One option has been to split, with HP then Symantec choosing to go down that route to try and make life easier, as it pulls apart some of its portfolio to make it clearer what it is doing.
Some of the other players are trying to reinvent things without splits and spin-outs and Microsoft is a proponent of that strategy as it looks to focus on three divisions that cover all of its activities.
Things are unlikely to stop there with some of the other tech giants also looking at how they operate, with EMC recently coming under the spotlight with suggestions it could be swallowed by VMware.
Last night Google came up with another spin on trying to get into a situation where the business does not become too bloated.
The search engine giant announced it was setting up a holding company, Alphabet, which would be the home for several subsidiaries, including a slimmed down version of Google.
Vendors have often remarked that their ambition when it comes to working with the channel is to make life easier and simpler and some of these changes should have the benefit of doing that.
But as the Google move to set up Alphabet shows it is more about ensuring survival and trying to keep the spirit of innovation, that got them into a position of being market leaders, alive and well.

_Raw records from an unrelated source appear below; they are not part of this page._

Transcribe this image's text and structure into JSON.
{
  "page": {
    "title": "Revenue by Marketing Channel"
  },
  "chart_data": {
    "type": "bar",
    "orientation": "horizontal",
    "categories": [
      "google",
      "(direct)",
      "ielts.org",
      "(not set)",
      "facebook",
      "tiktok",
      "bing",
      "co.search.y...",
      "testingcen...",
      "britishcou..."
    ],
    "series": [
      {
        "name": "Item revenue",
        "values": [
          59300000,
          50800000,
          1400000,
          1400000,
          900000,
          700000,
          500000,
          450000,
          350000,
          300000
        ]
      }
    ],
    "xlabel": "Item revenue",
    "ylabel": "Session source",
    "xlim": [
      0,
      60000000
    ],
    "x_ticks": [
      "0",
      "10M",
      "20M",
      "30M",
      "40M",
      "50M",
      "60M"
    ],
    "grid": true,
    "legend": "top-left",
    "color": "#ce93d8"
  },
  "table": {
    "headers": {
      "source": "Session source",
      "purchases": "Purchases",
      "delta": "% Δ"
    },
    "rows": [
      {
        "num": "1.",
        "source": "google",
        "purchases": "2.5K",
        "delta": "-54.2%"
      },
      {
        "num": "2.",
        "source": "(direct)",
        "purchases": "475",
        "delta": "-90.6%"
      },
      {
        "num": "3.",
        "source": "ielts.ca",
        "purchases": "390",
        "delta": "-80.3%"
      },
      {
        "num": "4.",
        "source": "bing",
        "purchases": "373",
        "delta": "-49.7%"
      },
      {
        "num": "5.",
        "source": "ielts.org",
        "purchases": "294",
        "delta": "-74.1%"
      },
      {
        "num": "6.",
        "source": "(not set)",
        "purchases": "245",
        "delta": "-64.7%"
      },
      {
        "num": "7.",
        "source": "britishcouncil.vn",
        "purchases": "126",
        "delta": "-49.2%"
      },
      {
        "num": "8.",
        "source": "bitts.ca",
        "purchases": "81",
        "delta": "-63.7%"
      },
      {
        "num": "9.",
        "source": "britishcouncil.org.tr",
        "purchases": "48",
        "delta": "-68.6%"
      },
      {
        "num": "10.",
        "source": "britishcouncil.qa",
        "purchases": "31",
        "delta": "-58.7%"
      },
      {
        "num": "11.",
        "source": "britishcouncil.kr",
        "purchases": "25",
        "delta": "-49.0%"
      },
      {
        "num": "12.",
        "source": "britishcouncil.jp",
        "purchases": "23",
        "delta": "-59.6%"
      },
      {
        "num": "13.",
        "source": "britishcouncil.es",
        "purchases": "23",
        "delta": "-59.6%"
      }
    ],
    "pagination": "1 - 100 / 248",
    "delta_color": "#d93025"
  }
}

The firm revealed its plans to set up the new holding company in a blog post where its co-founder Larry Page expressed some fears that Google was turning into an established business.
“As Sergey [Brin, co-founder] and I wrote in the original founders letter 11 years ago, ‘Google is not a conventional company. We do not intend to become one’,” wrote Page.
“As part of that, we also said that you could expect us to make ‘smaller bets in areas that might seem very speculative or even strange when compared to our current businesses’. From the start, we’ve always strived to do more, and to do important and meaningful things with the resources we have," he added.
some of those activities have included its move into Google Glass as well as its expansion into the smart car market.
"We did a lot of things that seemed crazy at the time. Many of those crazy things now have over a billion users, like Google Maps, YouTube, Chrome, and Android. And we haven’t stopped there. We are still trying to do things other people think are crazy but we are super excited about," added Page.
One of the problems with Google, for both investors and resellers, has been trying to work out what is happening and which bits of the organisation they need to work with.
Establishing a slimmed down Google that focuses more on the search engine and apps business that has been sold via the channel should make life less complicated for partners.
The reasons for a new ABC
In his blog post explaining the rationale for the decision to set up Alphabet the Google co-founder Larry Page listed what he felt would be the benefits:
Getting more ambitious things done
Taking the long-term view
Empowering great entrepreneurs and companies to flourish
Investing at the scale of the opportunities and resources we see
Improving the transparency and oversight of what we’re doing
Making Google even better through greater focus
And hopefully...as a result of all this, improving the lives of as many people as we can
For other vendors trying to rediscover the spirit of uncomplicated innovation the reasons that Page set out for setting up Alphabet will have a great deal of resonance (see box).
For many years the cliche 'get big, get niche or get out' drove a market that saw ever greater levels of consolidation and the creation of household names that wanted to try to do it all.
But with buyers showing an intelligence about choosing their IT beyond just the big brands the pressure is to now deliver not everything but the best solution.
The founding fathers were able to dream of big things as they sweated over solder irons and motherboards but now those dreams have come true for some the management and desire to find simplicity means they are more the stuff of nightmares.